Environmental Control of Cloud-to-Ground Lightning Polarity in Severe Storms

Carey, Lawrence D.; Buffalo, Kurt M.
April 2007
Monthly Weather Review;Apr2007, Vol. 135 Issue 4, p1327
Academic Journal
In this study, it is hypothesized that the mesoscale environment can indirectly control the cloud-to-ground (CG) lightning polarity of severe storms by directly affecting their structural, dynamical, and microphysical properties, which in turn directly control cloud electrification and ground flash polarity. A more specific hypothesis, which has been supported by past observational and laboratory charging studies, suggests that broad, strong updrafts and associated large liquid water contents in severe storms lead to the generation of an inverted charge structure and enhanced +CG lightning production. The corollary is that environmental conditions favoring these kinematic and microphysical characteristics should support severe storms generating an anomalously high (>25%) percentage of +CG lightning (i.e., positive storms) while environmental conditions relatively less favorable should sustain storms characterized by a typical (≤25%) percentage of +CG lightning (i.e., negative storms). Forty-eight inflow proximity soundings were analyzed to characterize the environment of nine distinct mesoscale regions of severe storms (4 positive and 5 negative) on 6 days during May–June 2002 over the central United States.
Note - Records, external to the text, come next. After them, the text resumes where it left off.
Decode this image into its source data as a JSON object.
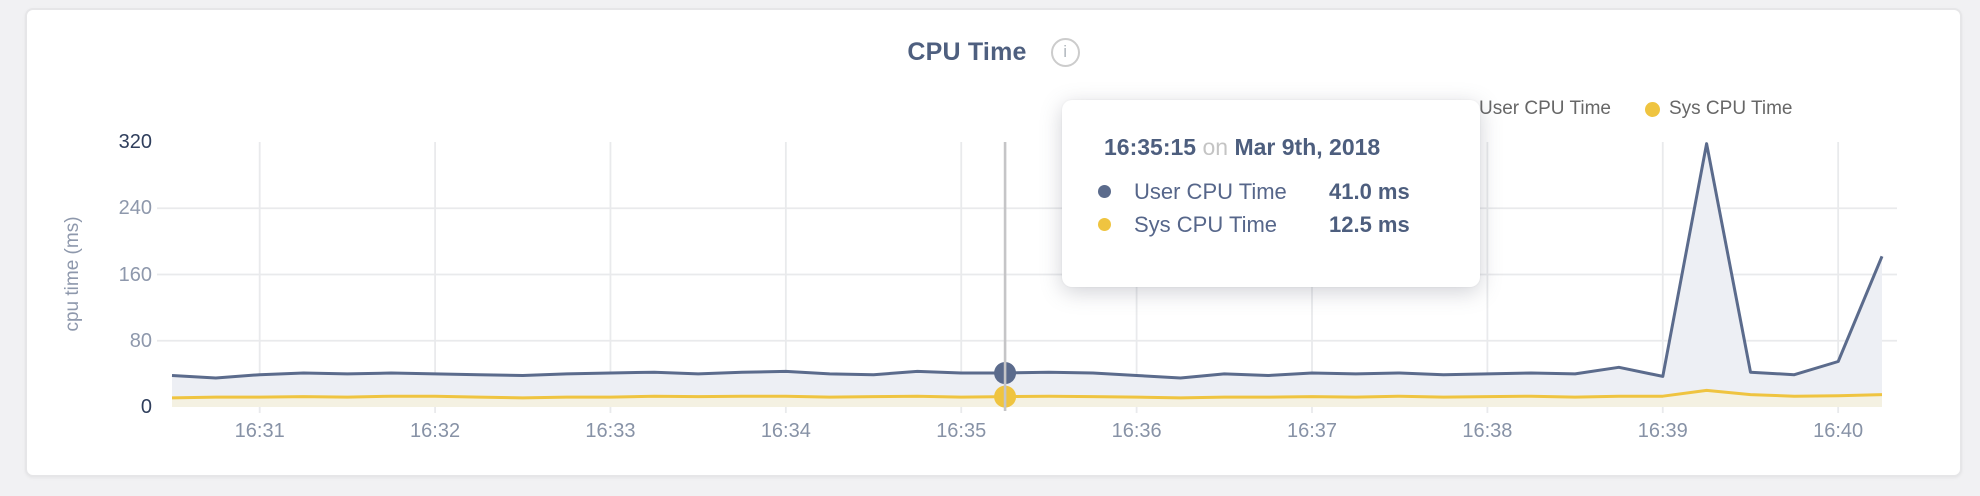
{
  "header": {
    "title": "CPU Time",
    "info_icon": "i"
  },
  "legend": {
    "items": [
      {
        "label": "User CPU Time",
        "color": "#5b6b8c"
      },
      {
        "label": "Sys CPU Time",
        "color": "#efc440"
      }
    ]
  },
  "tooltip": {
    "time": "16:35:15",
    "conjunction": "on",
    "date": "Mar 9th, 2018",
    "rows": [
      {
        "label": "User CPU Time",
        "value": "41.0 ms",
        "color": "#5b6b8c"
      },
      {
        "label": "Sys CPU Time",
        "value": "12.5 ms",
        "color": "#efc440"
      }
    ]
  },
  "chart_data": {
    "type": "area",
    "title": "CPU Time",
    "xlabel": "",
    "ylabel": "cpu time (ms)",
    "ylim": [
      0,
      320
    ],
    "yticks": [
      0,
      80,
      160,
      240,
      320
    ],
    "xticks": [
      "16:31",
      "16:32",
      "16:33",
      "16:34",
      "16:35",
      "16:36",
      "16:37",
      "16:38",
      "16:39",
      "16:40"
    ],
    "grid": true,
    "legend_position": "top-right",
    "x": [
      "16:30:30",
      "16:30:45",
      "16:31:00",
      "16:31:15",
      "16:31:30",
      "16:31:45",
      "16:32:00",
      "16:32:15",
      "16:32:30",
      "16:32:45",
      "16:33:00",
      "16:33:15",
      "16:33:30",
      "16:33:45",
      "16:34:00",
      "16:34:15",
      "16:34:30",
      "16:34:45",
      "16:35:00",
      "16:35:15",
      "16:35:30",
      "16:35:45",
      "16:36:00",
      "16:36:15",
      "16:36:30",
      "16:36:45",
      "16:37:00",
      "16:37:15",
      "16:37:30",
      "16:37:45",
      "16:38:00",
      "16:38:15",
      "16:38:30",
      "16:38:45",
      "16:39:00",
      "16:39:15",
      "16:39:30",
      "16:39:45",
      "16:40:00",
      "16:40:15"
    ],
    "series": [
      {
        "name": "User CPU Time",
        "color": "#5b6b8c",
        "fill": "#edeff4",
        "values": [
          38,
          35,
          39,
          41,
          40,
          41,
          40,
          39,
          38,
          40,
          41,
          42,
          40,
          42,
          43,
          40,
          39,
          43,
          41,
          41,
          42,
          41,
          38,
          35,
          40,
          38,
          41,
          40,
          41,
          39,
          40,
          41,
          40,
          48,
          37,
          318,
          42,
          39,
          55,
          182
        ]
      },
      {
        "name": "Sys CPU Time",
        "color": "#efc440",
        "fill": "#f4f1e2",
        "values": [
          11,
          12,
          12,
          12.5,
          12,
          13,
          13,
          12,
          11,
          12,
          12,
          13,
          12.5,
          13,
          13,
          12,
          12.5,
          13,
          12,
          12.5,
          13,
          12.5,
          12,
          11,
          12,
          12,
          12.5,
          12,
          13,
          12,
          12.5,
          13,
          12,
          13,
          13,
          20,
          15,
          13,
          13.5,
          15
        ]
      }
    ],
    "hover": {
      "index": 19,
      "time": "16:35:15",
      "date": "Mar 9th, 2018",
      "user_ms": 41.0,
      "sys_ms": 12.5
    },
    "hover_line_color": "#c5c5c7",
    "grid_color": "#e9eaec"
  }
}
This analysis clearly demonstrated significant and systematic differences in the mesoscale environments of positive and negative storms, which were consistent with the stated hypothesis. When compared to negative storms, positive storms occurred in environments associated with a drier low to midtroposphere, higher cloud-base height, smaller warm cloud depth, stronger conditional instability, larger 0–3 km AGL wind shear, stronger 0–2 km AGL storm relative wind speed, and larger buoyancy in the mixed-phase zone, at a statistically significant level. Differences in the warm cloud depth of positive and negative storms were by far the most dramatic, suggesting an important role for this parameter in controlling CG lightning polarity. In this study, strong correlations between the mesoscale environment and CG lightning polarity were demonstrated. However, causality could not be verified due to a lack of in situ observations to confirm the hypothesized microphysical, dynamical, and electrical responses to variations in environmental conditions that ultimately determined the dominant CG polarity. Future observational field programs and cloud modeling studies should focus on these critical intermediary processes.